Credit Cards: Know This Before You Apply or Swipe
Credit card debt in the U.S. is at its highest ever, and younger adults continue to fall into this debt cycle. Understanding how credit cards actually work enables you to avoid the stress many silently endure. Your credit card habits impact your financial opportunities later, such as renting an apartment, financing a car, or even qualifying for lower insurance rates.
Swiping More Than Ever
Americans’ total credit card debt hit $1.233 trillion in the third quarter of 2025—the highest since the Federal Reserve began tracking it in 1999 (Shulz & Sheppard, 2025). On average, Gen Z owes about $3,500 in credit card debt, millennials roughly $7,000, and older generations between $6,700 and $9,600 (Horymski & Mountjoy, 2025).
This post isn’t about judging your parents or grandparents’ spending, though. It’s about understanding that rising debt often comes from a mix of factors, such as daily expenses, unexpected medical or car bills, job loss, and emergencies that force individuals to depend on credit to get by. Still, credit cards usually have high interest rates, which can cause balances to grow rapidly, especially if only minimum payments are made.

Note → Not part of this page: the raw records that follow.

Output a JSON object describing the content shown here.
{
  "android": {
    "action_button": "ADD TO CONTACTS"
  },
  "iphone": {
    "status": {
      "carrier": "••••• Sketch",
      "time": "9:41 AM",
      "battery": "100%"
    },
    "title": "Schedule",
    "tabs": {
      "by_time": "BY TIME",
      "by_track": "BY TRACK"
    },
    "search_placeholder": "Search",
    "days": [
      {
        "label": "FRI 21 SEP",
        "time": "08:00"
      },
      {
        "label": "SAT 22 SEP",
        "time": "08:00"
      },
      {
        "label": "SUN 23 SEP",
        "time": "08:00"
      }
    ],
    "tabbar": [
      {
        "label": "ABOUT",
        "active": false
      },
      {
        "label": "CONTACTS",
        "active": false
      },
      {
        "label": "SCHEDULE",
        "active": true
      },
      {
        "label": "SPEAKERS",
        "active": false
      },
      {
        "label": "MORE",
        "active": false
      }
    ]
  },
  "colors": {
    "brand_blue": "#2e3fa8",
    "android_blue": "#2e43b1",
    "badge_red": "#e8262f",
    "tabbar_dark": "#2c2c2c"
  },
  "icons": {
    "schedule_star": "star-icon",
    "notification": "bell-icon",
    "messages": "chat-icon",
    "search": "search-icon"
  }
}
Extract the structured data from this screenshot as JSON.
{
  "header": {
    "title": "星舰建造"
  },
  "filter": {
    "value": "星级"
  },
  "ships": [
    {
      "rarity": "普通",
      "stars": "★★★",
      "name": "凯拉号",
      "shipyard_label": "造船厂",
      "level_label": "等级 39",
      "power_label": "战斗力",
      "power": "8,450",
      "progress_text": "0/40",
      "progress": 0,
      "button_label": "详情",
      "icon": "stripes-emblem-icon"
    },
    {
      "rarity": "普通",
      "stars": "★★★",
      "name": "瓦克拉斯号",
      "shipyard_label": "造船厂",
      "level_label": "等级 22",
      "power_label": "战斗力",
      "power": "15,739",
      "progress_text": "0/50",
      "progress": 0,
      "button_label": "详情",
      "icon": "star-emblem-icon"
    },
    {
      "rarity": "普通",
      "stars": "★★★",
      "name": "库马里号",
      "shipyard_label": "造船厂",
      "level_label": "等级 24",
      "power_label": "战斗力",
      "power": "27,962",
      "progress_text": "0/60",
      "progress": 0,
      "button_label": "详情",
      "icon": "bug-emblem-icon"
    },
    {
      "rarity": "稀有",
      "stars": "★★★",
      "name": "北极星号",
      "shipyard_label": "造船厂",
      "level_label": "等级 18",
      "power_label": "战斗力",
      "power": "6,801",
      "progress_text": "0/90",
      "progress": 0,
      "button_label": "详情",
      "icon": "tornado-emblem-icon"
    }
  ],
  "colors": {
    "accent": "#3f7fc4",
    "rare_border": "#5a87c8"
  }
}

This can hurt your credit score, making future goals more expensive or harder to reach.
The “Just This Once” Trap
Imagine you put $500 on a credit card with a 25% interest rate and only pay the minimum each month. That balance can take almost 5 years to pay off, costing nearly $400 in interest, which is almost the same as the original purchase price. This is how many people gradually build up long-term debt without realizing it.
Smart Credit Habits to Build Your Future
View Your Budget Before Applying for a Credit Card
If you need “extra wiggle room,” begin by examining your spending habits. Sometimes, small adjustments can free up cash without the need to borrow.
Shop Around for the Lowest Interest Rates
Many trusted personal finance sites compare credit card offers based on your credit profile.
Read Every Offer Carefully
Know the terms before you sign up. A list of credit card terms you should know includes, but is not limited to, annual fees, introductory APR versus APR versus penalty APR, balance transfer, billing cycles, cash advance, credit limit, grace period, minimum payment, and any late payments or other fees (McClanahan, 2022).
Pay More Than the Minimum (Or Pay in Full)
Budget to pay more than the minimum or even pay in full to decrease interest and help you pay off your balance faster.
Grab Your Free Budget Template
Use Your Card Sparingly
Keep credit for emergencies or purchases you’ll pay off immediately, especially if you’re trying to build credit history or earn small rewards.
In the End
Credit cards aren’t “bad”—they’re tools. When used wisely, they help you build the credit profile you’ll need for bigger goals. If used without a plan, they can make adulthood more stressful than it needs to be. You have so much ahead of you; let your credit habits support your future, not complicate it.
Disclaimer: Creek & Lyells Financial Literacy Foundation does not provide financial services, nor does it recommend or advise visitors to open accounts or buy or sell securities. All content on this blog is for educational purposes only. While we strive to provide accurate, relevant, and well-vetted information, visitors should consult a licensed financial professional and carefully evaluate the risks of any financial decision before taking action.